Рабочий. Господство и гештальт | страница 18



Сознание этого порождает новое отношение к человеку, более жаркую любовь и более ужасную жестокость. Становится возможной ликующая анархия, сочетающаяся в то же время со строжайшим порядком, — это зрелище уже проступает в великих битвах и гигантских городах, картины которых знаменуют начало нашего столетия. Мотор в этом смысле — не властитель, а символ нашего времени, эмблема власти, для которой взрывная сила и точность не противоположны друг другу. Он — игрушка в руках тех смельчаков, которым нипочем взлететь на воздух и усмотреть в этом акте еще одно подтверждение наличному порядку. Из этой позиции, которая не по силам ни идеализму, ни материализму, но должна быть понята как героический реализм, проистекает та предельная степень наступательной силы, в которой мы нуждаемся. По своему складу ее носители относятся к тем добровольцам, которые ликованием приветствовали великую войну и приветствуют все, что за ней последовало и еще последует.

Гештальтом, как было сказано, обладает и единичный человек: наиболее возвышенное и неотъемлемое право на жизнь, которое он делит с камнями, растениями, зверями и звездами — это его право на гештальт. Как гештальт единичный человек включает больше, чем сумму своих сил и способностей; он глубже, чем способен об этом догадываться в своих глубочайших мыслях, и могущественнее, чем может выразить в самом мощном своем деянии.
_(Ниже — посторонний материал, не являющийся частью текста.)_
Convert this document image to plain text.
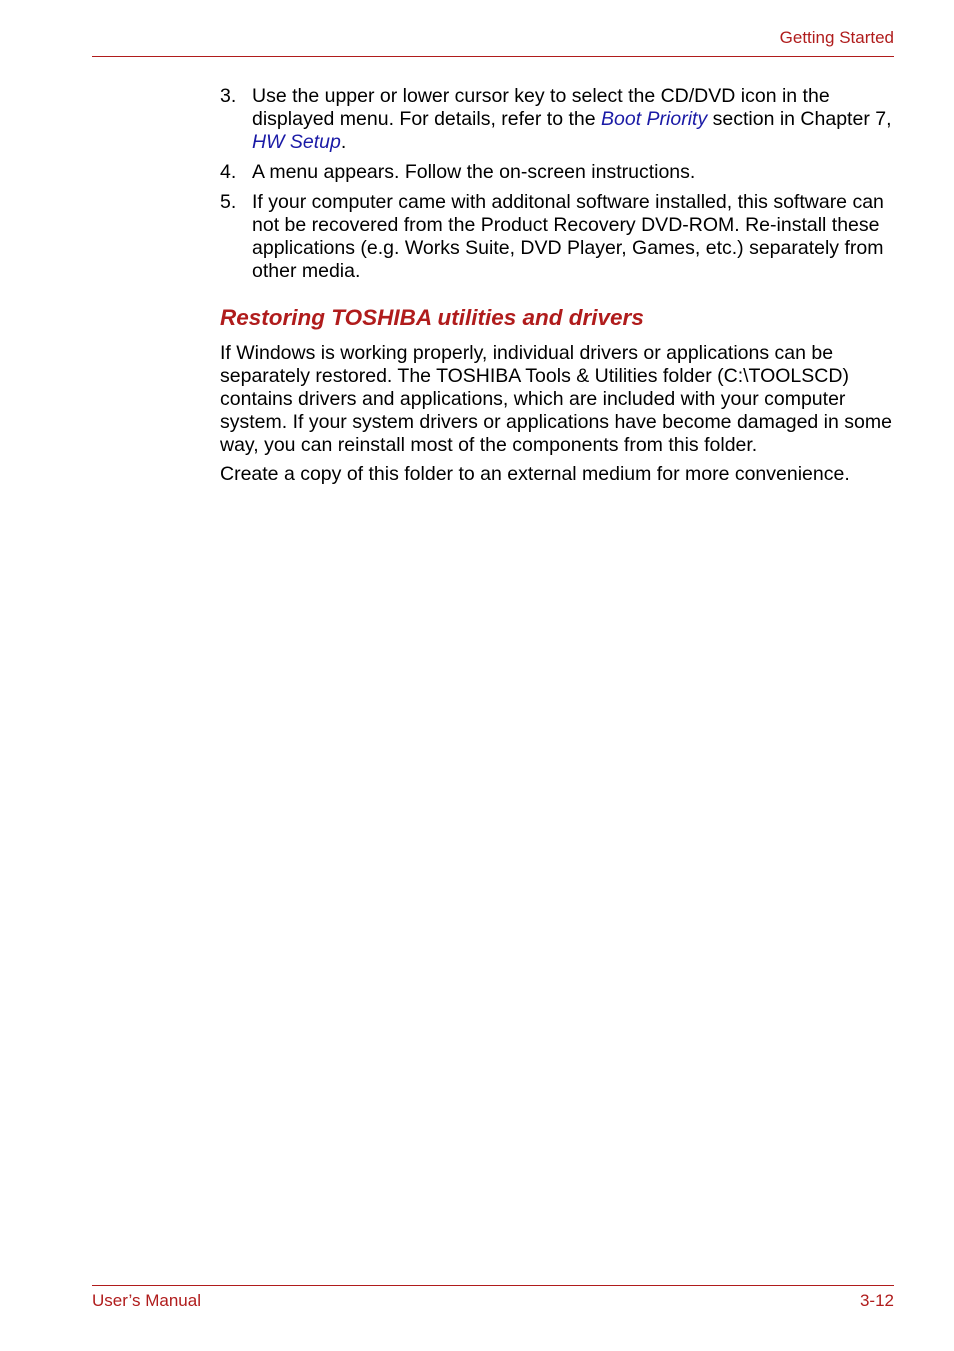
Getting Started
3. Use the upper or lower cursor key to select the CD/DVD icon in the displayed menu. For details, refer to the Boot Priority section in Chapter 7, HW Setup.
4. A menu appears. Follow the on-screen instructions.
5. If your computer came with additonal software installed, this software can not be recovered from the Product Recovery DVD-ROM. Re-install these applications (e.g. Works Suite, DVD Player, Games, etc.) separately from other media.
Restoring TOSHIBA utilities and drivers

If Windows is working properly, individual drivers or applications can be separately restored. The TOSHIBA Tools & Utilities folder (C:\TOOLSCD) contains drivers and applications, which are included with your computer system. If your system drivers or applications have become damaged in some way, you can reinstall most of the components from this folder.

Create a copy of this folder to an external medium for more convenience.

User’s Manual	3-12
Меру он носит в себе, и высочайшее искусство жизни, поскольку он живет как единичный человек, состоит в том, что мерой он делает самого себя. В этом состоит гордость жизни и ее печаль. Все великие мгновения жизни, пламенные сны юношества, упоение любовью, огонь битвы сопряжены с более глубоким осознанием гештальта, а воспоминание есть чарующее возвращение гештальта, которое трогает сердце и дает ему убедиться в нетленности этих мгновений. Горчайшее отчаяние жизни основано на ее неосуществленности, на том, что она оказывается не по плечу себе самой. Здесь единичный человек уподобляется блудному сыну, в праздности растратившему на чужбине свое наследство, сколь бы мало или велико оно не было, — и все же не может быть никакого сомнения в том, что отечество вновь его примет. Ибо неотъемлемая часть наследства единичного человека состоит в его принадлежности к вечности, и он полностью сознает это в высшие и не отягощенные сомнением мгновения своей жизни. Его задача в том, чтобы выразить это во времени. В этом смысле жизнь его становится аллегорией гештальта.